Does one bereavement nullify another?

I can’t help feeling like a traitor of sorts. At this moment that the city is deconstructing itself and, in some real sense, decomposing before my eyes. I perceive that this is a moment of reformation and transformation, and it’s been exhilarating, if exhausting. And I preemptively regret that I won’t get to be a part of it as it evolves into whatever comes next. But, at the same time, something has clicked — somewhere between my lifelong sense of adventure and my attraction to a home base that embraces me. And that something is telling me that now is a good a time to head west.

I don’t mean to feel that I’m running away from it, but I guess, in a very real way, that’s what I’m doing. And it pains me. But I also feel an incipient sense of liberation starting to pulse in my veins. It could be age, the need to distance (socially?) from the chaos.

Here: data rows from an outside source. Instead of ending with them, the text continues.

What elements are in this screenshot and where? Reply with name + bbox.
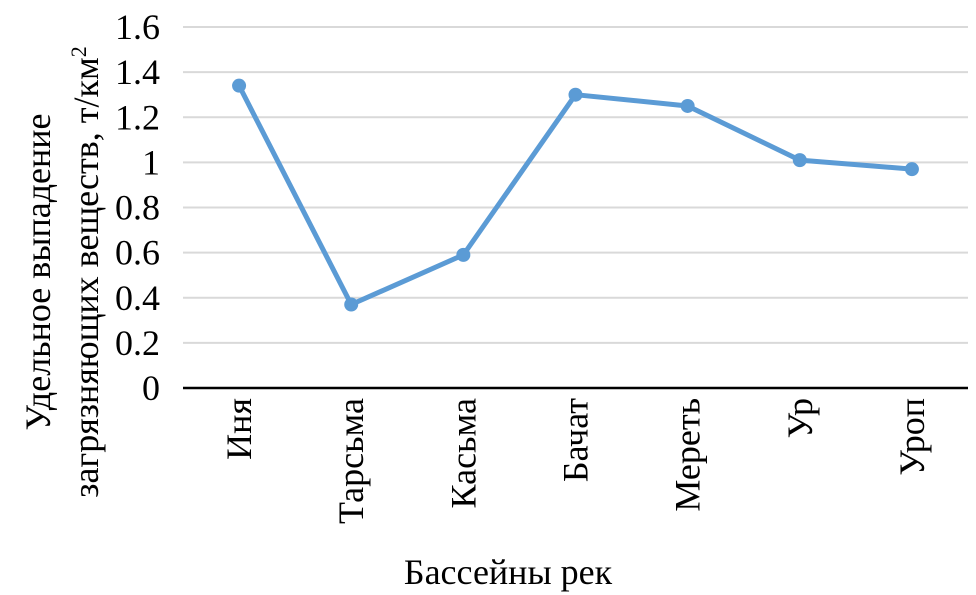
data-point <box>568 87 583 102</box>
y-tick-label: 0 <box>142 368 160 408</box>
y-tick-label: 1.2 <box>115 97 160 137</box>
y-tick-label: 1 <box>142 142 160 182</box>
y-axis-title-superscript: 2 <box>66 46 91 57</box>
series-line <box>236 84 913 308</box>
x-category-labels: Иня Тарсьма Касьма Бачат Мереть Ур Уроп <box>219 398 932 524</box>
x-category-label: Бачат <box>556 398 596 482</box>
y-tick-labels: 0 0.2 0.4 0.6 0.8 1 1.2 1.4 1.6 <box>115 7 160 408</box>
gridlines <box>183 26 968 344</box>
y-tick-label: 1.6 <box>115 7 160 47</box>
y-axis-title-line2: загрязняющих веществ, т/км2 <box>66 46 107 498</box>
x-axis-title: Бассейны рек <box>404 552 613 592</box>
x-category-label: Ур <box>780 398 820 438</box>
data-point <box>456 247 471 262</box>
x-category-label: Касьма <box>443 398 483 508</box>
series-points <box>232 78 919 312</box>
x-category-label: Иня <box>219 398 259 460</box>
x-category-label: Уроп <box>892 398 932 476</box>
data-point <box>344 297 359 312</box>
data-point <box>680 98 695 113</box>
data-point <box>792 153 807 168</box>
y-tick-label: 1.4 <box>115 52 160 92</box>
data-point <box>232 78 247 93</box>
x-category-label: Мереть <box>668 398 708 512</box>
data-point <box>904 162 919 177</box>
y-axis-title-line1: Удельное выпадение <box>18 113 58 430</box>
y-tick-label: 0.4 <box>115 278 160 318</box>
x-category-label: Тарсьма <box>331 398 371 524</box>
y-tick-label: 0.6 <box>115 233 160 273</box>
y-tick-label: 0.2 <box>115 323 160 363</box>
y-axis-title-line2-main: загрязняющих веществ, т/км <box>66 57 106 498</box>
y-tick-label: 0.8 <box>115 188 160 228</box>
y-axis-title: Удельное выпадение загрязняющих веществ,… <box>18 46 106 498</box>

Perhaps.

But, of course, it’s also something grander and less selfish and less transitory. I’ve committed myself to a relationship with a wonderful woman — a great woman — someone who has taught me so many things and who seems to understand needs that I have that I, myself, am unable to apprehend. And that love I feel for her leads me to put aside, if reluctantly and hesitantly, my more primitive ties to my comfort and my past and my tendency toward stasis. It leads me to put aside the storied childish things, and, of course, what ultimately is a kind of fear, to share in her dream — a dream that is logical and heartfelt and authentic, and one that brings tears to her eyes. And that is better than enough.

So I go. I say goodbye tonight to this home, a romantic perch above a crumbling, romantic city.  And exchange it for another home, surrounded by trees and buzzing with insects. Sirens for birds, pavement for grass. There will be chickens eventually, too. And maybe by then, the view they inhabit will be as glorious as the one I leave behind tonight.  (See you there.)